Coffee, one of the world's largest traded commodities produced in more than 60 countries and generating more than $70 billion in retail sales a year, continues to spawn research and interest, and has been linked to reduced risks of certain diseases, especially of the liver and diabetes.

Still, I know what it does for my blood pressure, and that certainly isn't good. In this case, the verdict of whether or not coffee is "good" is an entirely personal decision, and no matter which way you go on it, you'll find evidence to support your decision. (Read the excellent US News and World Report article on Coffee, which is linked to the headline of today's post.)


Wednesday, August 1, 2007

Wham Omega 3 Potentially More Powerful In Prevention of Certain Cancers than Drugs

New studies in animals suggest that supplementation with Omega 3 polyunsaturated fatty acids could be more useful at preventing colorectal cancer than current drugs.

The study, by researchers from Harvard Medical School and Charité University Medicine, Germany, was published in the July, 2007 edition of the journal Carcinogenesis. The authors found that out of two sets of mice, the group with the highest amount of omega-3 in tissues showed some 15 per cent less inflammation in the colon. This difference, if it translates to humans as it should, could make a significant impact on this cancer, the second leading cause of cancer deaths in the United States. It is hoped that further work in this field could help find natural alternatives to drugs for this disease; current pharmaceuticals are reported to have side-effects over long-term use.

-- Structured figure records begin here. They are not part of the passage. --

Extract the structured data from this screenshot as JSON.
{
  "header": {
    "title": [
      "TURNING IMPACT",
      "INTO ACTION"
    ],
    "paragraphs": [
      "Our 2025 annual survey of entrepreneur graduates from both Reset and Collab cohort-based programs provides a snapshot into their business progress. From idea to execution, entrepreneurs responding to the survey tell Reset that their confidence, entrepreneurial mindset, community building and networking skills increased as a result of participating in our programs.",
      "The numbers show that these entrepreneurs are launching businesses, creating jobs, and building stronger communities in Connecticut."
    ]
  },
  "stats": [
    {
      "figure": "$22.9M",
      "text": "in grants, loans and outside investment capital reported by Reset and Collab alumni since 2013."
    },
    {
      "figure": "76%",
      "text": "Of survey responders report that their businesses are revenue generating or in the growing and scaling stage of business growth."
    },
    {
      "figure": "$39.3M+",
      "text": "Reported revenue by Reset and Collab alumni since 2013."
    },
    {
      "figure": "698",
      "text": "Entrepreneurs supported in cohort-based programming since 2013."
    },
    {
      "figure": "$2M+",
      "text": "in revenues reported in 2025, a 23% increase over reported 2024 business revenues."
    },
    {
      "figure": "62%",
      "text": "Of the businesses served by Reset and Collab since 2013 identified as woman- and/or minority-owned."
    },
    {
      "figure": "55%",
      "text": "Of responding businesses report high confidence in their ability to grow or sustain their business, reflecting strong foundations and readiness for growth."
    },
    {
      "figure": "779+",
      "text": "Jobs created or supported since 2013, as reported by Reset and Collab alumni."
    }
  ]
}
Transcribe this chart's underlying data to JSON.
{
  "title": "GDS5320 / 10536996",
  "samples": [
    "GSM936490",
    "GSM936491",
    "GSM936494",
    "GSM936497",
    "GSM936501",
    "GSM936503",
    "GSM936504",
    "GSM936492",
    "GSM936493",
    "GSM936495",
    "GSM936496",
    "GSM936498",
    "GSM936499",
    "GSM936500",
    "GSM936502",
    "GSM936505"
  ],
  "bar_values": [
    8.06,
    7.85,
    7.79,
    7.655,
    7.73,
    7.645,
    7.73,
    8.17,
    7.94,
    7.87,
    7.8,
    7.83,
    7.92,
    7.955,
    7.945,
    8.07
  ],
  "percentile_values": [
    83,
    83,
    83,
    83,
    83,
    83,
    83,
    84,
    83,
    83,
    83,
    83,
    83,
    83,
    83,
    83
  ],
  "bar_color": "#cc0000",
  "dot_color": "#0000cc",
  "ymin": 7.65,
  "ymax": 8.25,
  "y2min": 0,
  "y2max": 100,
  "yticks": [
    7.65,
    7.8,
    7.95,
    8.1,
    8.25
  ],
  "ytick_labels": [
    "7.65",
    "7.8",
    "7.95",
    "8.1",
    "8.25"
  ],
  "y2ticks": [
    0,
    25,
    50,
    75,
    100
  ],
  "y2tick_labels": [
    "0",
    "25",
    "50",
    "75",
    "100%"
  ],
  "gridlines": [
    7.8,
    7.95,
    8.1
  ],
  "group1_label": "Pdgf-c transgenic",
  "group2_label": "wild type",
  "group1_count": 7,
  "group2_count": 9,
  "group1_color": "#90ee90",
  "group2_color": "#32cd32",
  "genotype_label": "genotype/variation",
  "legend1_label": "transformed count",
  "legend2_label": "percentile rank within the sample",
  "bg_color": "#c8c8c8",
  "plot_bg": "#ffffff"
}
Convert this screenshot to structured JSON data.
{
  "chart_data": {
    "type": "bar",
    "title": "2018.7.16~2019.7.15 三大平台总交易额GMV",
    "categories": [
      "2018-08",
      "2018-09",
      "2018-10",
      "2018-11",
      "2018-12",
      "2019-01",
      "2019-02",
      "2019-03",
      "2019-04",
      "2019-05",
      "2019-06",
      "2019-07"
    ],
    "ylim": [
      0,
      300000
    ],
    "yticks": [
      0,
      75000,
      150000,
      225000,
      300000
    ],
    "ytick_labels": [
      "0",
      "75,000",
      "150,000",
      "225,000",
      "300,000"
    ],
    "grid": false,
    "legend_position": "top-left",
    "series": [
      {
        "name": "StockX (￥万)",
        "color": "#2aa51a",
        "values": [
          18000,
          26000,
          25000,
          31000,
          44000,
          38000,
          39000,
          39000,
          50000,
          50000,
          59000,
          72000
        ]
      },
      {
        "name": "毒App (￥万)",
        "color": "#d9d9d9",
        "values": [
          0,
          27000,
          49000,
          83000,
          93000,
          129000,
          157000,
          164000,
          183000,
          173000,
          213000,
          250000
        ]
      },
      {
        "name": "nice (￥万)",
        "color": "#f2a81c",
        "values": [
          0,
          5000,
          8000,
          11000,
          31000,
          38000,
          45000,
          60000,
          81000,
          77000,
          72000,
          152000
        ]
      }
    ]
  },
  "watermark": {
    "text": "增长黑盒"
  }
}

The two lead authors say in this report: "Dietary supplementation with omega-3 polyunsaturated fatty acids may be an effective and safe means of colorectal cancer prevention and it may be an alternative to the use of anti-inflammatory Cox-inhibitors, particularly Cox-2 inhibitors, which exhibit side effects when used for a long term."

The doctors also stated that because these fatty acids have many other beneficial effects (cardioprotective), supplementation with Omega 3 to prevent colon cancer is a strategy worth pursuing right now for anyone concerned about this potential cancer.

I find it interesting that this report is the second study in the last week which adds support to the role of Omega 3 oils in suppressing tissue inflammation.